No pueden verte. Tú no estás allí, 
formas parte de un mundo que no existe
para ellas aún, eres tan sólo
un elemento más en el paisaje...


[NOTA:
Debió de ser ya bien avanzado junio de 2007. Volvíamos de algún acto literario en Murcia (o íbamos, la verdad es que no lo recuerdo con exactitud) en el coche de Antonio Gómez Ribelles y entre risas y chanzas hablábamos del verano ya en ciernes, el notable calor y —cómo no— de la vuelta del pudor a los armarios y de la extraordinaria plenitud de los cuerpos de los jóvenes. En esas estaríamos cuando Antonio Marín Albalate debió de leer un primer borrador de este poema, y yo debí de decir esas palabras que en tantas ocasiones —en circunstancias similares— oyera años atrás a algún amigo mayor, y que terminaron —para mi sorpresa— formando parte integrante del poema de Antonio.
Lo que no había vuelto a recordar hasta la publicación en libro del de Antonio, es que, días u horas después de la escena que acabo de abocetar, también yo mismo escribí un poema (y no el primero mío sobre el particular, de ahí el título) sobre la juventud y el verano: durante varios meses he rebuscado infructuosamente por las carpetas, hasta el punto de llegar a plantearme si no lo habría desechado y/o roto en algún momento de escasa autocomplacencia... Finalmente resultó que no, así que aquí traigo —hoy que empieza, según todos los noticiarios, una nueva ola de calor preveraniego— esta versión B del mismo, obviamente dedicada a quien lo motivó...]

8 comentarios:

Antonio dijo...

Qué poema tan hermoso! Gracias, Ángel. Un abrazo.

Mª José dijo...

Qué bien escribes, feo. Me gustas mucho. Tienes el mejor sentido del ritmo de toda la comunidad.

Madelyne Blue dijo...

Bonito de verdad... Pero me estáis dando ya miedo con tanta obsesión con el paso del tiempo, ¡que estáis todos estupendos!

Thornton dijo...

El tiempo, que no se está nunca quieto.
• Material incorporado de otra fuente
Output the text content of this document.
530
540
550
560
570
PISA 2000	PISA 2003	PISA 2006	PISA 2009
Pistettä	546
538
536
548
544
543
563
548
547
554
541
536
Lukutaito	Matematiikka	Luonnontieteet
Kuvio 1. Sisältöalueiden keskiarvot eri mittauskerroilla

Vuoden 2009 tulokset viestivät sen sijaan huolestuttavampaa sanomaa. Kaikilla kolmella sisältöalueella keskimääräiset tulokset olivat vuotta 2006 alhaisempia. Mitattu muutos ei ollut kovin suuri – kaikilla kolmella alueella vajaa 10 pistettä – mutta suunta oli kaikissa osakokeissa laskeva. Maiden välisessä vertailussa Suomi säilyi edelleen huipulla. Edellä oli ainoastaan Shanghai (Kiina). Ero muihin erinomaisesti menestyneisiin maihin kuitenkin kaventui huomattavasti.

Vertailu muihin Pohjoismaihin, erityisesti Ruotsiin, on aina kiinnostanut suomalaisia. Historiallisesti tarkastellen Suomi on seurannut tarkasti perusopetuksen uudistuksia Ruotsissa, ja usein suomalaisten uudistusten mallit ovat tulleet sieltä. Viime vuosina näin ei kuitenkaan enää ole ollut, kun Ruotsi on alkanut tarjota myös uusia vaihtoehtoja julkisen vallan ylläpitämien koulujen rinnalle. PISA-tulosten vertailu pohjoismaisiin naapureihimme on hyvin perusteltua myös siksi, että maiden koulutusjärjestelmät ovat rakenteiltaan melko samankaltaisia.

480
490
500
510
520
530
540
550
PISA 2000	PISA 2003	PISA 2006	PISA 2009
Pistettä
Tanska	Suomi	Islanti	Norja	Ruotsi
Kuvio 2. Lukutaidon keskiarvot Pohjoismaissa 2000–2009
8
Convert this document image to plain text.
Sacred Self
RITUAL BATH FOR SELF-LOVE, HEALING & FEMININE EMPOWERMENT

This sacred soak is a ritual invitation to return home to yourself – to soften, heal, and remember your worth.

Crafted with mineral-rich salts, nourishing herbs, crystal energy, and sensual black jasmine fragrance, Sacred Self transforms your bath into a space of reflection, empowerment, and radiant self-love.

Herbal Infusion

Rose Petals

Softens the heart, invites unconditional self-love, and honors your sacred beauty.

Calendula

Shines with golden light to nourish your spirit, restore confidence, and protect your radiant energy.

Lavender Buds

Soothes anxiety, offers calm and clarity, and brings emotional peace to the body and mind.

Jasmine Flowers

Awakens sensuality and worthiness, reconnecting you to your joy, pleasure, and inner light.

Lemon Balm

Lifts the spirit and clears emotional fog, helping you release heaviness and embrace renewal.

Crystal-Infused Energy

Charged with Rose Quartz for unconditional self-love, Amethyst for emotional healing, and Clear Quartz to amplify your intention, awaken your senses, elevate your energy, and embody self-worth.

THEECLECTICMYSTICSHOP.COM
Esa sensación de ser invisible la tengo todos los días.
Escribes como tus tocayos.

Un abrazo, poeta.

Anónimo dijo...

Preciosas muchachas y precioso poema. Ellas evanescentes atrapadas en él. Bravo, pollo.

Anónimo dijo...

Las chicas evanescentes atrapadas en un poema. Gracias, pollo

Fernando dijo...

te descubro gracias a tu comentario sobre los blogs en el blog de Carlos Marzal. Me gusta este poema que me abre a nuevas lecturas y a un , para mí , nuevo blog.

Ángel Paniagua dijo...

Gracias y bienvenido, Fernando, me alegra tenerte por aquí...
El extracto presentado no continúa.